Она почти бежала по улицам со своей буханкой. Первые ранние толпы темнели уже у расклеенных листов приказа. Полчаса спустя весть проникла под крыши домов. Через дворы — не прибранные после сна — бежали бледные женщины. Улицы вдруг опустели: вывешенный приказ был как бы вступлением к самому страшному, что предстояло каждому пережить. В доме, где жили тогда Масленниковы, соседствовало с ними несколько еврейских семейств. С девушками-однолетками Ирина училась с девятилетнего возраста в школе. Это была как бы часть ее жизни — все сроднившееся, ставшее ей необходимым, без чего нельзя было представить себе своей дальнейшей судьбы. В доме всё уже знали. Двери квартир были распахнуты, и из этажа в этаж бегали женщины — их отчаяние и беспомощность были так ужасающи, что Ирина, прижавшись к косяку лестничного большого окна, заплакала. Рае вместе с двумя ее уцелевшими сородичами — старой теткой с отечными больными ногами и дальней родственницей матери, зарабатывавшей надвязкой чулок, тоже шестого декабря надлежало выйти на площадь… Именно тогда, со своей обычной решимостью, Вера Петровна Масленникова сказала Ирине:
— Девочку мы спрячем. Девочку я не отдам.
Но шестое декабря все же пришло. Соседями Масленниковых по квартире была семья Любович. С девочками Любович — Асей и Бертой — Ирина училась. Вместе ходили они в десятилетку на Пушкинской, вместе бегали в кондитерские и кино на Сумской, вместе строили планы о будущем. В седьмом часу утра, после страшной ночи ожидания, девушки забежали проститься с Ириной. Несмотря на то что смысл этого изгнания был заранее очевиден, они еще надеялись на возможность спасения: молодость, несмотря ни на что, не хотела верить в смерть.
— Ну в конце концов пошлют нас на работы… люди от этого ведь не умирают, — сказала положительная — такой она была и в школе, такой сдавала экзамены — Ася.
Ее красивое, с необычайно нежной кожей и большими глазами лицо было только несколько бледнее обычного. Маленькая, рыжеватая, похожая на лисичку, Берта Любович молча кивнула головой, признавая правильность предположений сестры. Работы они не боялись. Они не боялись даже каторги, которую для них готовили. Они могли бояться только одного: смерти, но они были юны и думали лишь о жизни…

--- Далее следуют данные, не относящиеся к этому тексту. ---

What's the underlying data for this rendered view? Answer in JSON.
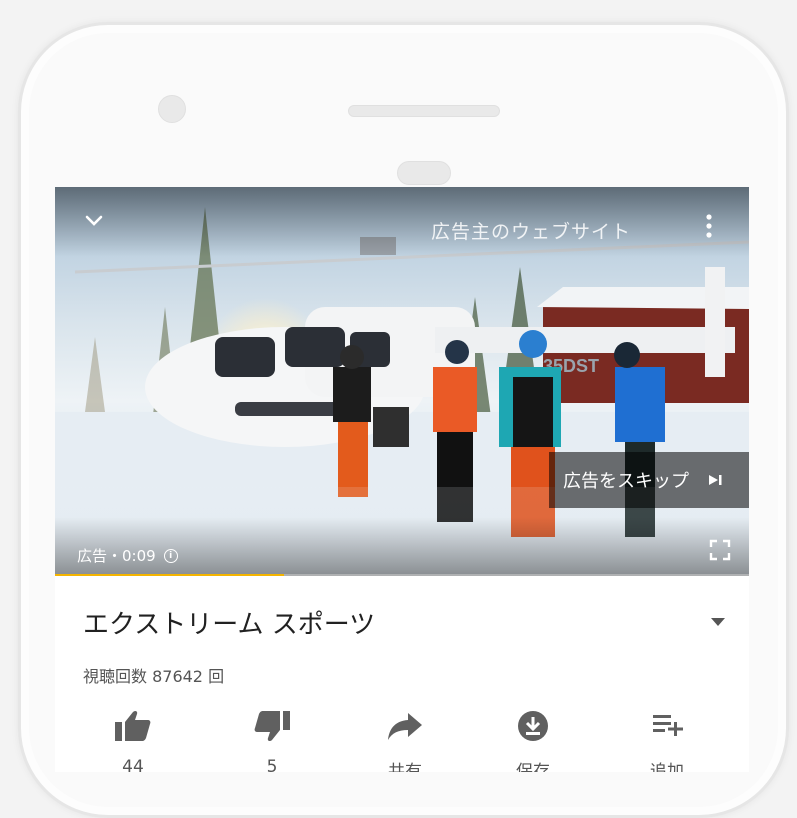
{
  "video": {
    "advertiser_link": "広告主のウェブサイト",
    "skip_label": "広告をスキップ",
    "ad_label": "広告・0:09",
    "progress": 0.33
  },
  "info": {
    "title": "エクストリーム スポーツ",
    "views": "視聴回数 87642 回"
  },
  "actions": [
    {
      "icon": "thumbs-up-icon",
      "label": "44"
    },
    {
      "icon": "thumbs-down-icon",
      "label": "5"
    },
    {
      "icon": "share-icon",
      "label": "共有"
    },
    {
      "icon": "download-icon",
      "label": "保存"
    },
    {
      "icon": "add-to-playlist-icon",
      "label": "追加"
    }
  ],
  "colors": {
    "progress": "#f4b400",
    "icon": "#606060"
  }
}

Во дворе уже собирались все жившие в доме евреи. Вскоре был пущен слух, что евреев переводят в другой, ближний к Харькову город: может быть, это был Люботин или Валки. Тонкий морозный иней дрожал в холодном декабрьском воздухе. Женщины, причитавшие, ломавшие руки всю ночь, старались не произнести теперь ни одного лишнего слова: может быть, точным выполнением приказа они надеялись смягчить немцев. На Московской улице, куда проходными дворами пробралась Ирина, уже стекались с разных сторон старики и женщины с детьми. Не было слышно ни стенаний, ни возгласов. Все двигались молча в зимней утренней тишине, даже дети. Несколько невыспавшихся немецких солдат подталкивали с тротуаров на середину улицы отстающих. С Московской улицы тронулись в сторону площади, куда стекались из других районов такие же, сопровождаемые солдатами, шествия. Впереди, держа за руку мать и стараясь попасть в ногу взрослым, степенно шагала маленькая семилетняя девочка. В левой руке она несла клетку с полузамерзшей канарейкой. По временам она пыталась прикрыть клетку полой своего рваного пальтишка. Возле них, безучастный ко всему, медленно передвигал больные ноги старик. Он нес в руке два бурака — единственное, что захватил из дома. Один из немецких солдат, сопровождавших шествие, сошел с тротуара и с холодной злобой подтолкнул старика прикладом в спину. Тот упал на колени, но подняться у него уже не было сил. На двух женщин, попытавшихся ему помочь, тот же солдат замахнулся прикладом. Постояв над стариком, который лежал перед ним, он несколько раз больно ударил его носком сапога в ребра. Старик застонал и только повернул в его сторону голову. Тогда солдат не торопясь расстегнул кобуру. Проходившие рядом с коротким воплем бросились в сторону. Звук выстрела был негромкий, придавленный морозным туманом. Все ускорили шаг, стараясь не глядеть на убитого. Два бурака остались лежать рядом с ним, и, боясь наступить на них, точно это была часть существа старика, их тщательно обходили. По всему четырехугольнику площади, куда стекались теперь со всех концов изгоняемые, стояли немецкие солдаты. Холодная изморось падала с неба. На углу, возле аптеки, сидела на узле знакомая Ирине толстая пожилая провизорша: у нее отнялись ноги. Ее полное лицо все еще сохраняло доброе свое выражение. Не раз, бегая в аптеку за лекарством для матери, видела Ирина, как та с сосредоточенной готовностью поскорее помочь развешивает порошки или сочувственно дает советы больным.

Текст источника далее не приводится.